P.C.: Quindi, in sintesi estrema, è possibile dire che se non si realizza uno studio approfondito delle varie forme di colonialismo e dei suoi lasciti culturali e antropologici, anche attraverso l’analisi e la decodificazione del linguaggio non si possono né comprendere a pieno né affrontare in modo politicamente e intellettualmente onesto, gli sviluppi geopolitici mondiali?

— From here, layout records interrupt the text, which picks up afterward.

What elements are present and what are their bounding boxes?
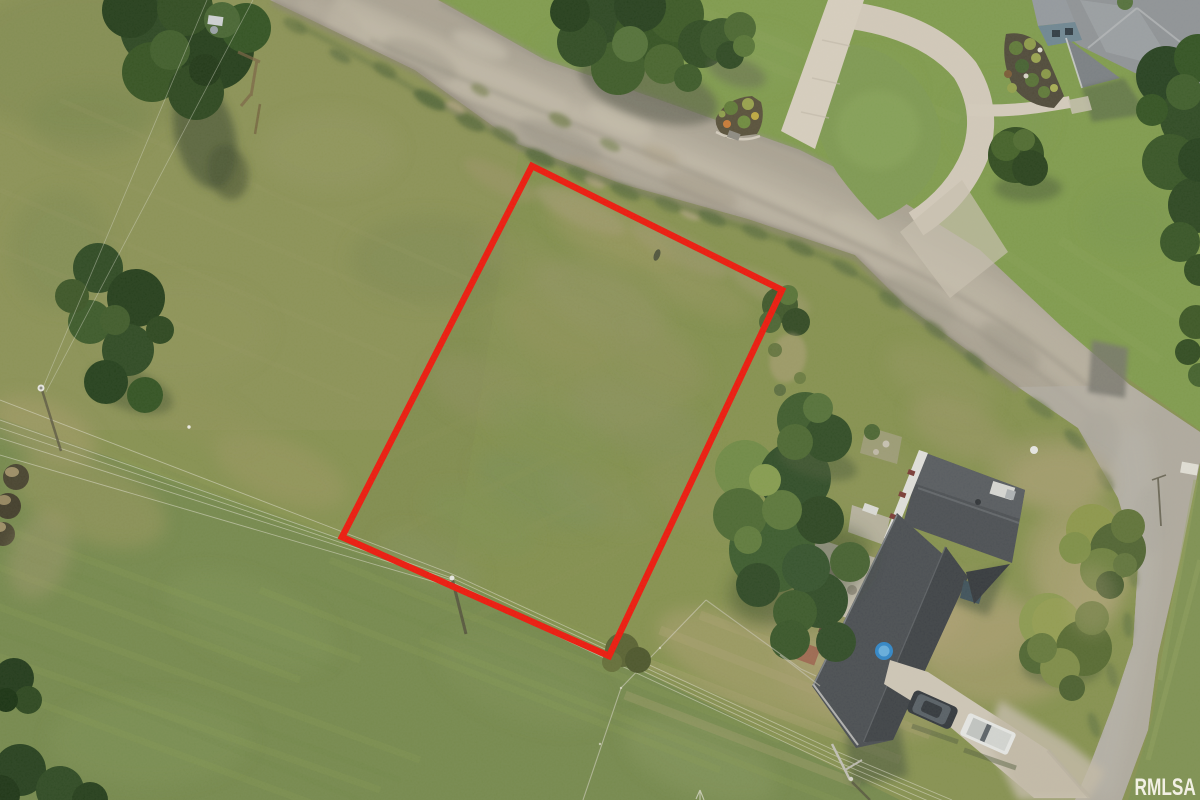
svg-text:RMLSA: RMLSA xyxy=(1135,774,1196,800)
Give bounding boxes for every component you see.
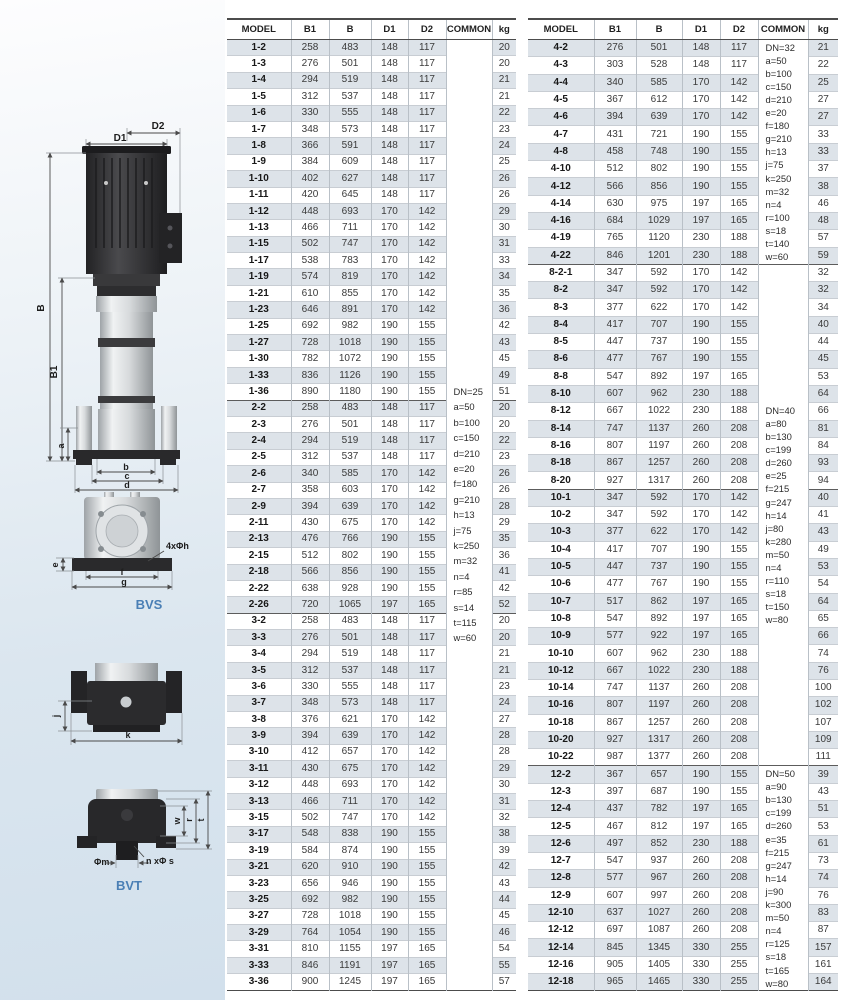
value-cell: 197 — [371, 597, 408, 613]
model-cell: 2-7 — [227, 482, 291, 498]
bvs-oval-flange-view: j k — [51, 663, 182, 745]
value-cell: 48 — [808, 212, 838, 229]
model-cell: 3-21 — [227, 859, 291, 875]
value-cell: 190 — [371, 318, 408, 334]
value-cell: 728 — [291, 335, 329, 351]
value-cell: 35 — [492, 285, 516, 301]
terminal-bolt — [168, 226, 173, 231]
value-cell: 73 — [808, 852, 838, 869]
value-cell: 117 — [720, 40, 758, 57]
value-cell: 26 — [492, 482, 516, 498]
value-cell: 29 — [492, 203, 516, 219]
value-cell: 43 — [808, 783, 838, 800]
value-cell: 394 — [594, 109, 636, 126]
value-cell: 142 — [408, 285, 446, 301]
value-cell: 737 — [636, 558, 682, 575]
value-cell: 142 — [408, 236, 446, 252]
value-cell: 1126 — [329, 367, 371, 383]
model-cell: 8-18 — [528, 455, 594, 472]
value-cell: 645 — [329, 187, 371, 203]
value-cell: 155 — [408, 875, 446, 891]
value-cell: 294 — [291, 72, 329, 88]
value-cell: 53 — [808, 368, 838, 385]
value-cell: 142 — [408, 220, 446, 236]
value-cell: 155 — [408, 908, 446, 924]
value-cell: 74 — [808, 645, 838, 662]
model-cell: 3-9 — [227, 728, 291, 744]
model-cell: 2-6 — [227, 466, 291, 482]
dim-label-a: a — [56, 443, 66, 449]
value-cell: 148 — [371, 433, 408, 449]
value-cell: 502 — [291, 236, 329, 252]
value-cell: 312 — [291, 449, 329, 465]
value-cell: 657 — [329, 744, 371, 760]
value-cell: 767 — [636, 351, 682, 368]
value-cell: 675 — [329, 515, 371, 531]
value-cell: 430 — [291, 515, 329, 531]
value-cell: 260 — [682, 887, 720, 904]
model-cell: 1-23 — [227, 302, 291, 318]
value-cell: 767 — [636, 576, 682, 593]
model-cell: 10-16 — [528, 697, 594, 714]
value-cell: 83 — [808, 904, 838, 921]
model-cell: 3-2 — [227, 613, 291, 629]
value-cell: 927 — [594, 472, 636, 489]
value-cell: 170 — [371, 285, 408, 301]
value-cell: 190 — [371, 859, 408, 875]
dim-label-b1: B1 — [49, 365, 60, 378]
value-cell: 437 — [594, 801, 636, 818]
value-cell: 987 — [594, 749, 636, 766]
value-cell: 230 — [682, 403, 720, 420]
value-cell: 117 — [408, 433, 446, 449]
model-cell: 1-11 — [227, 187, 291, 203]
value-cell: 922 — [636, 628, 682, 645]
model-cell: 10-3 — [528, 524, 594, 541]
value-cell: 170 — [371, 253, 408, 269]
model-cell: 10-4 — [528, 541, 594, 558]
value-cell: 466 — [291, 220, 329, 236]
spec-table-right: MODELB1BD1D2COMMONkg 4-2276501148117DN=3… — [528, 18, 838, 991]
value-cell: 412 — [291, 744, 329, 760]
column-band — [98, 396, 155, 403]
value-cell: 348 — [291, 695, 329, 711]
value-cell: 164 — [808, 974, 838, 991]
value-cell: 707 — [636, 316, 682, 333]
value-cell: 417 — [594, 541, 636, 558]
value-cell: 54 — [492, 941, 516, 957]
value-cell: 20 — [492, 630, 516, 646]
value-cell: 66 — [808, 628, 838, 645]
value-cell: 538 — [291, 253, 329, 269]
bvt-series-label: BVT — [116, 878, 142, 893]
value-cell: 94 — [808, 472, 838, 489]
value-cell: 905 — [594, 956, 636, 973]
value-cell: 148 — [682, 40, 720, 57]
value-cell: 394 — [291, 498, 329, 514]
value-cell: 845 — [594, 939, 636, 956]
value-cell: 607 — [594, 645, 636, 662]
value-cell: 142 — [408, 712, 446, 728]
value-cell: 330 — [682, 974, 720, 991]
value-cell: 84 — [808, 437, 838, 454]
value-cell: 900 — [291, 974, 329, 990]
value-cell: 501 — [329, 416, 371, 432]
model-cell: 10-6 — [528, 576, 594, 593]
model-cell: 2-11 — [227, 515, 291, 531]
value-cell: 294 — [291, 433, 329, 449]
dim-label-phi-m: Φm — [94, 857, 109, 867]
value-cell: 517 — [594, 593, 636, 610]
header-row: MODELB1BD1D2COMMONkg — [227, 19, 516, 40]
value-cell: 330 — [682, 956, 720, 973]
model-cell: 10-22 — [528, 749, 594, 766]
value-cell: 51 — [492, 384, 516, 400]
model-cell: 12-2 — [528, 766, 594, 783]
value-cell: 621 — [329, 712, 371, 728]
value-cell: 107 — [808, 714, 838, 731]
value-cell: 142 — [408, 466, 446, 482]
model-cell: 10-18 — [528, 714, 594, 731]
value-cell: 483 — [329, 40, 371, 56]
value-cell: 892 — [636, 368, 682, 385]
value-cell: 117 — [720, 57, 758, 74]
value-cell: 20 — [492, 40, 516, 56]
value-cell: 64 — [808, 593, 838, 610]
model-cell: 8-20 — [528, 472, 594, 489]
value-cell: 27 — [808, 109, 838, 126]
value-cell: 190 — [682, 143, 720, 160]
value-cell: 260 — [682, 455, 720, 472]
value-cell: 657 — [636, 766, 682, 783]
value-cell: 501 — [636, 40, 682, 57]
model-cell: 10-9 — [528, 628, 594, 645]
value-cell: 165 — [720, 593, 758, 610]
column-header-kg: kg — [808, 19, 838, 40]
value-cell: 188 — [720, 835, 758, 852]
value-cell: 1317 — [636, 472, 682, 489]
value-cell: 142 — [408, 253, 446, 269]
model-cell: 3-19 — [227, 843, 291, 859]
value-cell: 26 — [492, 187, 516, 203]
value-cell: 802 — [329, 548, 371, 564]
value-cell: 547 — [594, 368, 636, 385]
value-cell: 142 — [408, 810, 446, 826]
value-cell: 807 — [594, 437, 636, 454]
value-cell: 197 — [371, 957, 408, 973]
value-cell: 377 — [594, 524, 636, 541]
value-cell: 846 — [594, 247, 636, 264]
value-cell: 639 — [636, 109, 682, 126]
value-cell: 155 — [720, 558, 758, 575]
value-cell: 584 — [291, 843, 329, 859]
value-cell: 170 — [371, 302, 408, 318]
value-cell: 170 — [371, 515, 408, 531]
value-cell: 117 — [408, 646, 446, 662]
value-cell: 117 — [408, 89, 446, 105]
value-cell: 33 — [808, 143, 838, 160]
value-cell: 577 — [594, 628, 636, 645]
base-pot — [98, 409, 155, 451]
table-row-1-2: 1-2258483148117DN=25a=50b=100c=150d=210e… — [227, 40, 516, 56]
value-cell: 376 — [291, 712, 329, 728]
value-cell: 40 — [808, 316, 838, 333]
value-cell: 109 — [808, 731, 838, 748]
value-cell: 76 — [808, 662, 838, 679]
model-cell: 3-36 — [227, 974, 291, 990]
value-cell: 117 — [408, 171, 446, 187]
value-cell: 155 — [720, 351, 758, 368]
value-cell: 260 — [682, 679, 720, 696]
value-cell: 190 — [682, 126, 720, 143]
value-cell: 155 — [720, 316, 758, 333]
value-cell: 117 — [408, 72, 446, 88]
value-cell: 502 — [291, 810, 329, 826]
value-cell: 258 — [291, 400, 329, 416]
value-cell: 170 — [371, 482, 408, 498]
value-cell: 148 — [371, 187, 408, 203]
value-cell: 170 — [371, 744, 408, 760]
value-cell: 1054 — [329, 925, 371, 941]
value-cell: 23 — [492, 679, 516, 695]
model-cell: 1-15 — [227, 236, 291, 252]
model-cell: 10-7 — [528, 593, 594, 610]
value-cell: 170 — [682, 264, 720, 281]
model-cell: 4-22 — [528, 247, 594, 264]
value-cell: 142 — [408, 482, 446, 498]
value-cell: 39 — [808, 766, 838, 783]
value-cell: 340 — [291, 466, 329, 482]
value-cell: 37 — [808, 161, 838, 178]
value-cell: 43 — [808, 524, 838, 541]
value-cell: 26 — [492, 466, 516, 482]
model-cell: 8-2 — [528, 282, 594, 299]
value-cell: 117 — [408, 400, 446, 416]
value-cell: 21 — [492, 662, 516, 678]
value-cell: 155 — [408, 564, 446, 580]
value-cell: 102 — [808, 697, 838, 714]
value-cell: 519 — [329, 72, 371, 88]
model-cell: 10-5 — [528, 558, 594, 575]
value-cell: 188 — [720, 247, 758, 264]
value-cell: 155 — [408, 925, 446, 941]
value-cell: 836 — [291, 367, 329, 383]
motor-bolt — [104, 181, 108, 185]
model-cell: 3-12 — [227, 777, 291, 793]
value-cell: 447 — [594, 334, 636, 351]
value-cell: 155 — [408, 892, 446, 908]
foot — [76, 459, 92, 465]
value-cell: 330 — [291, 679, 329, 695]
value-cell: 65 — [808, 610, 838, 627]
value-cell: 855 — [329, 285, 371, 301]
value-cell: 117 — [408, 416, 446, 432]
dim-label-d1: D1 — [114, 133, 127, 144]
value-cell: 155 — [720, 576, 758, 593]
value-cell: 170 — [371, 712, 408, 728]
model-cell: 3-25 — [227, 892, 291, 908]
value-cell: 982 — [329, 318, 371, 334]
value-cell: 577 — [594, 870, 636, 887]
value-cell: 93 — [808, 455, 838, 472]
value-cell: 431 — [594, 126, 636, 143]
column-header-b: B — [636, 19, 682, 40]
value-cell: 537 — [329, 449, 371, 465]
value-cell: 397 — [594, 783, 636, 800]
value-cell: 41 — [808, 507, 838, 524]
value-cell: 720 — [291, 597, 329, 613]
value-cell: 117 — [408, 138, 446, 154]
model-cell: 10-10 — [528, 645, 594, 662]
value-cell: 40 — [808, 489, 838, 506]
model-cell: 1-5 — [227, 89, 291, 105]
value-cell: 501 — [329, 56, 371, 72]
value-cell: 27 — [492, 712, 516, 728]
pump-column — [100, 312, 153, 409]
value-cell: 170 — [371, 498, 408, 514]
value-cell: 528 — [636, 57, 682, 74]
column-header-kg: kg — [492, 19, 516, 40]
value-cell: 53 — [808, 558, 838, 575]
value-cell: 230 — [682, 835, 720, 852]
value-cell: 692 — [291, 892, 329, 908]
column-header-common: COMMON — [446, 19, 492, 40]
value-cell: 53 — [808, 818, 838, 835]
value-cell: 1317 — [636, 731, 682, 748]
bvs-flange-view: e 4xΦh f g BVS — [50, 492, 189, 612]
column-header-b1: B1 — [291, 19, 329, 40]
model-cell: 8-16 — [528, 437, 594, 454]
model-cell: 12-16 — [528, 956, 594, 973]
value-cell: 1022 — [636, 403, 682, 420]
model-cell: 1-12 — [227, 203, 291, 219]
model-cell: 1-4 — [227, 72, 291, 88]
value-cell: 260 — [682, 904, 720, 921]
value-cell: 585 — [636, 74, 682, 91]
value-cell: 810 — [291, 941, 329, 957]
model-cell: 3-8 — [227, 712, 291, 728]
value-cell: 197 — [682, 368, 720, 385]
value-cell: 148 — [371, 138, 408, 154]
model-cell: 2-13 — [227, 531, 291, 547]
value-cell: 28 — [492, 744, 516, 760]
value-cell: 22 — [492, 433, 516, 449]
model-cell: 8-10 — [528, 385, 594, 402]
value-cell: 142 — [408, 744, 446, 760]
value-cell: 612 — [636, 91, 682, 108]
value-cell: 1180 — [329, 384, 371, 400]
model-cell: 4-12 — [528, 178, 594, 195]
value-cell: 142 — [408, 498, 446, 514]
value-cell: 591 — [329, 138, 371, 154]
model-cell: 4-6 — [528, 109, 594, 126]
value-cell: 148 — [682, 57, 720, 74]
value-cell: 802 — [636, 161, 682, 178]
value-cell: 170 — [371, 236, 408, 252]
value-cell: 747 — [329, 236, 371, 252]
value-cell: 155 — [408, 859, 446, 875]
value-cell: 607 — [594, 385, 636, 402]
value-cell: 466 — [291, 793, 329, 809]
model-cell: 4-4 — [528, 74, 594, 91]
model-cell: 1-27 — [227, 335, 291, 351]
value-cell: 148 — [371, 121, 408, 137]
value-cell: 148 — [371, 679, 408, 695]
value-cell: 142 — [408, 793, 446, 809]
model-cell: 12-10 — [528, 904, 594, 921]
value-cell: 170 — [682, 524, 720, 541]
model-cell: 4-10 — [528, 161, 594, 178]
value-cell: 230 — [682, 385, 720, 402]
value-cell: 38 — [808, 178, 838, 195]
value-cell: 1257 — [636, 714, 682, 731]
model-cell: 2-22 — [227, 580, 291, 596]
value-cell: 190 — [371, 367, 408, 383]
value-cell: 42 — [492, 318, 516, 334]
value-cell: 55 — [492, 957, 516, 973]
value-cell: 34 — [492, 269, 516, 285]
value-cell: 208 — [720, 697, 758, 714]
model-cell: 4-14 — [528, 195, 594, 212]
value-cell: 592 — [636, 489, 682, 506]
suction-flange — [76, 406, 92, 452]
value-cell: 255 — [720, 956, 758, 973]
value-cell: 26 — [492, 171, 516, 187]
value-cell: 190 — [371, 384, 408, 400]
value-cell: 190 — [371, 925, 408, 941]
value-cell: 1065 — [329, 597, 371, 613]
value-cell: 170 — [682, 299, 720, 316]
value-cell: 188 — [720, 385, 758, 402]
value-cell: 165 — [408, 957, 446, 973]
plug — [121, 697, 132, 708]
model-cell: 8-5 — [528, 334, 594, 351]
value-cell: 35 — [492, 531, 516, 547]
value-cell: 197 — [682, 801, 720, 818]
model-cell: 12-8 — [528, 870, 594, 887]
model-cell: 1-8 — [227, 138, 291, 154]
value-cell: 24 — [492, 138, 516, 154]
value-cell: 36 — [492, 302, 516, 318]
value-cell: 303 — [594, 57, 636, 74]
pump-head — [96, 296, 157, 312]
model-cell: 12-7 — [528, 852, 594, 869]
value-cell: 377 — [594, 299, 636, 316]
spec-table-left: MODELB1BD1D2COMMONkg 1-2258483148117DN=2… — [227, 18, 516, 991]
value-cell: 170 — [682, 91, 720, 108]
model-cell: 12-12 — [528, 922, 594, 939]
model-cell: 10-14 — [528, 679, 594, 696]
value-cell: 117 — [408, 187, 446, 203]
value-cell: 501 — [329, 630, 371, 646]
discharge-flange — [161, 406, 177, 452]
value-cell: 975 — [636, 195, 682, 212]
column-band — [98, 338, 155, 347]
value-cell: 190 — [682, 766, 720, 783]
dim-label-g: g — [121, 577, 127, 587]
model-cell: 2-3 — [227, 416, 291, 432]
value-cell: 20 — [492, 56, 516, 72]
value-cell: 1257 — [636, 455, 682, 472]
value-cell: 170 — [371, 269, 408, 285]
value-cell: 170 — [682, 489, 720, 506]
value-cell: 148 — [371, 154, 408, 170]
value-cell: 330 — [291, 105, 329, 121]
value-cell: 255 — [720, 974, 758, 991]
value-cell: 230 — [682, 247, 720, 264]
value-cell: 639 — [329, 728, 371, 744]
value-cell: 467 — [594, 818, 636, 835]
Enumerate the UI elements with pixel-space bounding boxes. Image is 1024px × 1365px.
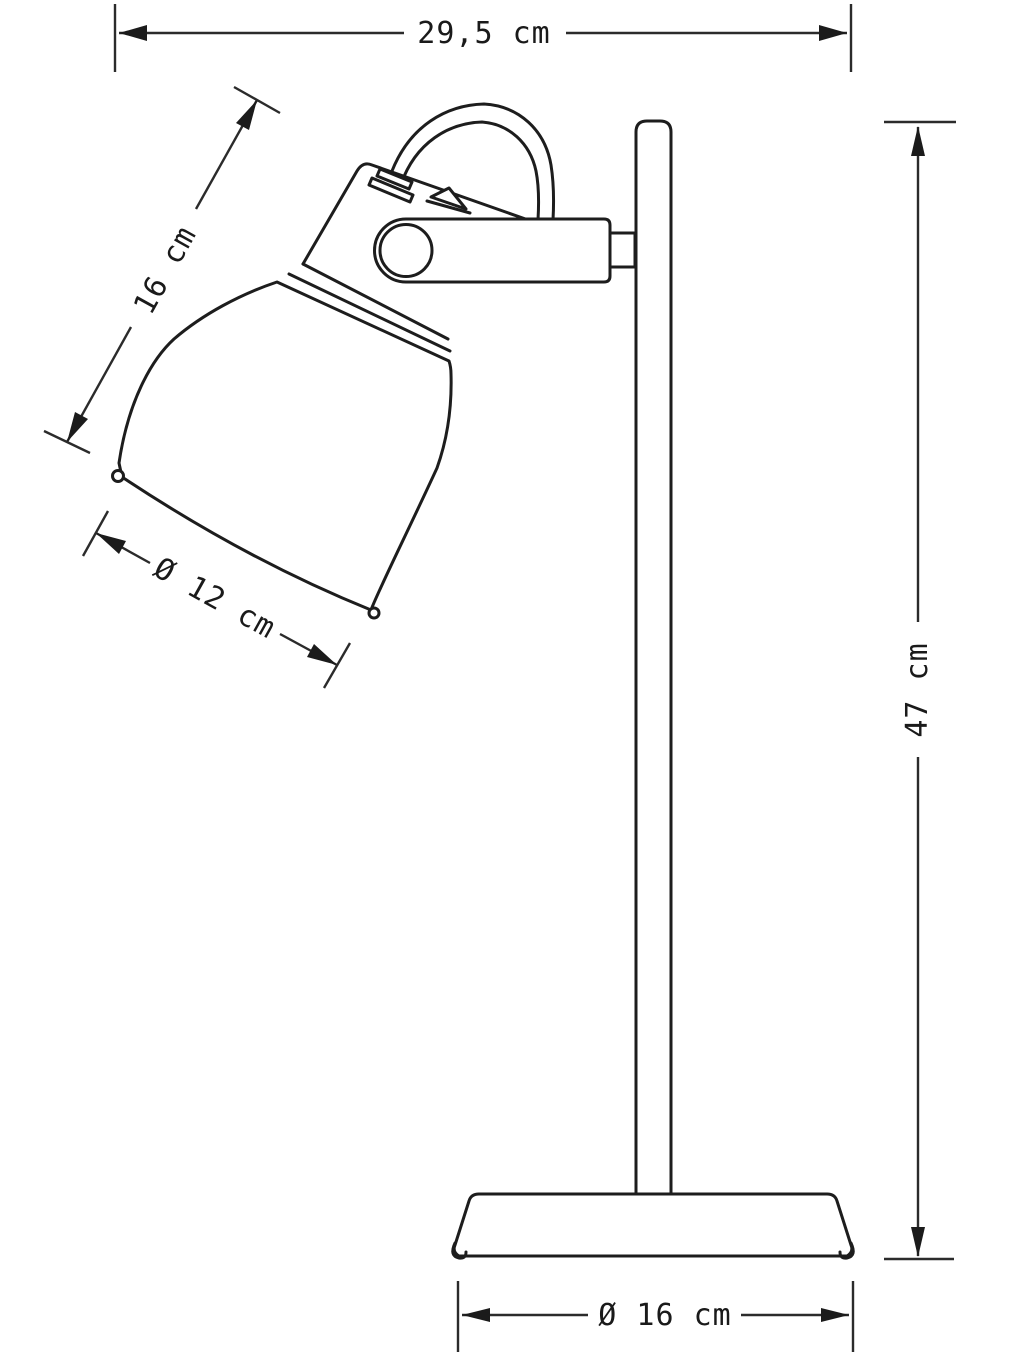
dimension-height-label: 47 cm [900, 642, 935, 737]
dimension-base-arrow-left [462, 1308, 490, 1322]
dimension-height-arrow-bottom [911, 1227, 925, 1257]
lamp-cable-inner [401, 122, 539, 220]
dimension-head-label: 16 cm [127, 220, 204, 320]
dimension-height-arrow-top [911, 126, 925, 156]
dimension-width-arrow-left [119, 25, 147, 41]
diagram-canvas: 29,5 cm 16 cm Ø 12 cm 47 cm [0, 0, 1024, 1365]
dimension-width-top: 29,5 cm [115, 4, 851, 72]
dimension-shade-arrow-left [96, 533, 126, 554]
lamp-shade-rim-left [113, 471, 124, 482]
dimension-shade-tick-left [83, 511, 108, 556]
lamp-shade-rim-right [369, 608, 379, 618]
lamp-arm-bracket [610, 233, 635, 267]
dimension-height-right: 47 cm [884, 122, 956, 1259]
dimension-head-arrow-bottom [67, 412, 88, 442]
dimension-width-label: 29,5 cm [417, 16, 550, 51]
dimension-shade-label: Ø 12 cm [148, 551, 282, 646]
dimension-width-arrow-right [819, 25, 847, 41]
lamp-dimension-drawing: 29,5 cm 16 cm Ø 12 cm 47 cm [0, 0, 1024, 1365]
dimension-base-diameter: Ø 16 cm [458, 1281, 853, 1352]
dimension-head-arrow-top [236, 100, 257, 130]
lamp-pole [636, 121, 671, 1196]
lamp-pivot-knob [380, 225, 432, 277]
dimension-base-arrow-right [821, 1308, 849, 1322]
dimension-base-label: Ø 16 cm [598, 1298, 731, 1333]
dimension-shade-tick-right [324, 643, 350, 688]
dimension-shade-arrow-right [307, 644, 337, 665]
lamp-illustration [113, 104, 854, 1258]
lamp-base [454, 1194, 852, 1256]
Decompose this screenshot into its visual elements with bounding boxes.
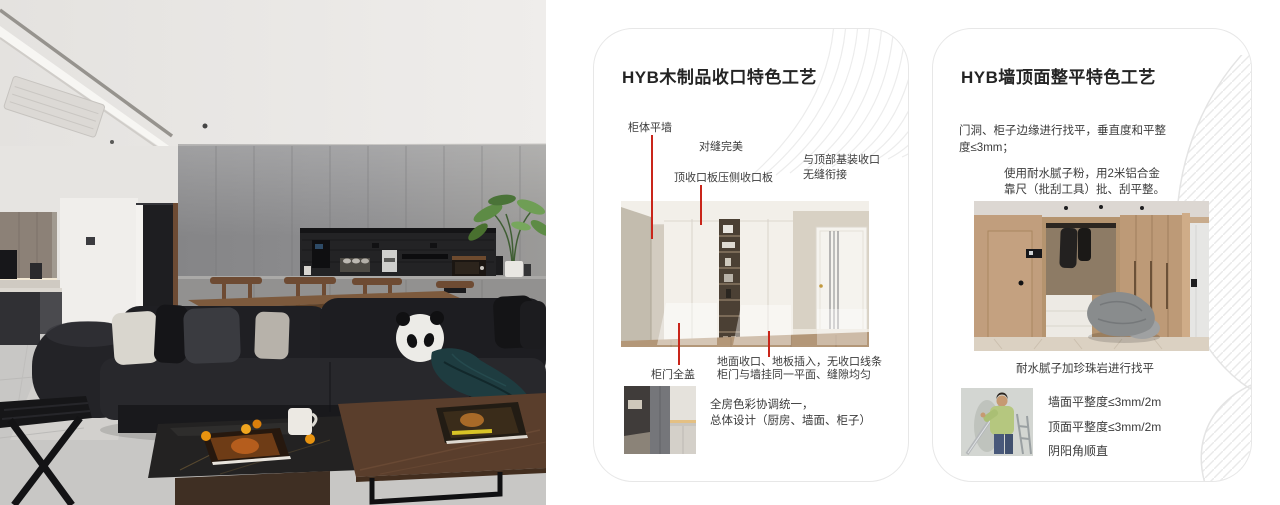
paragraph-putty: 使用耐水腻子粉，用2米铝合金 靠尺（批刮工具）批、刮平整。	[1004, 166, 1165, 198]
callout-perfect-seam: 对缝完美	[699, 140, 743, 154]
callout-top-board: 顶收口板压侧收口板	[674, 171, 773, 185]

 A.L.: Esattamente. Gli studi coloniali, neo-coloniali e de-coloniali, con riguardo ai paesi islamici dell'Africa settentrionale e orientale, e del Vicino e Medio Oriente coinvolti nelle dinamiche neo-coloniali occidentali, sono fondamentali per analizzare e de-costruire le congiunture geopolitiche in atto alla luce, anche, della comunicazione di massa, contribuendo a promuovere un nuovo modello, una nuova etica della comunicazione e della narrazione storica e culturale che rispetti tradizioni e culture delle regioni musulmane e che sappia presentare una versione corretta dei fatti e degli sviluppi storici e geopolitici. Questo l’obiettivo del lavoro che svilupperemo, non a caso, in uno dei Paesi pilastro dei Brics.  

 

[1] Laurea magistrale in Studi arabo-islamici, PhD in Studi Africani, post-dottorato in Scienze della Religione (religioni comparate); post-dottoranda in Studi coloniali e neocoloniali del Nord Africa e del Medio Oriente.

 

 

Patrizia  Cecconi

Patrizia Cecconi

Romana di nascita, milanese di ultima adozione. Laureata in Sociologia presso la Sapienza Roma ove tiene per alcuni anni dei seminari sulla comunicazione deviante. Successivamente vince la cattedra in Discipline economiche ed insegna per circa 25 anni negli Istituti commerciali e nei Licei sperimentali. Interessata all'ambiente, alle questioni di genere e ai diritti umani ha pubblicato e curato diversi libri su tali argomenti ed uno in particolare sulla Palestina esaminata sia dal punto di vista ambientale che storico-politico. Ha presieduto per due mandati l'associazione Amici della Mezzaluna Rossa Palestinese di cui ora è presidente onoraria e, al momento, presiede l'associazione di volontariato Oltre il Mare. Da oltre 12 anni trascorre diversi mesi l'anno in Palestina, sia West Bank che Striscia di Gaza, occupandosi di progetti e testimonianze dirette della situazione. Collabora con diverse testate on line sia di quotidiani che di riviste pubblicando articoli e racconti.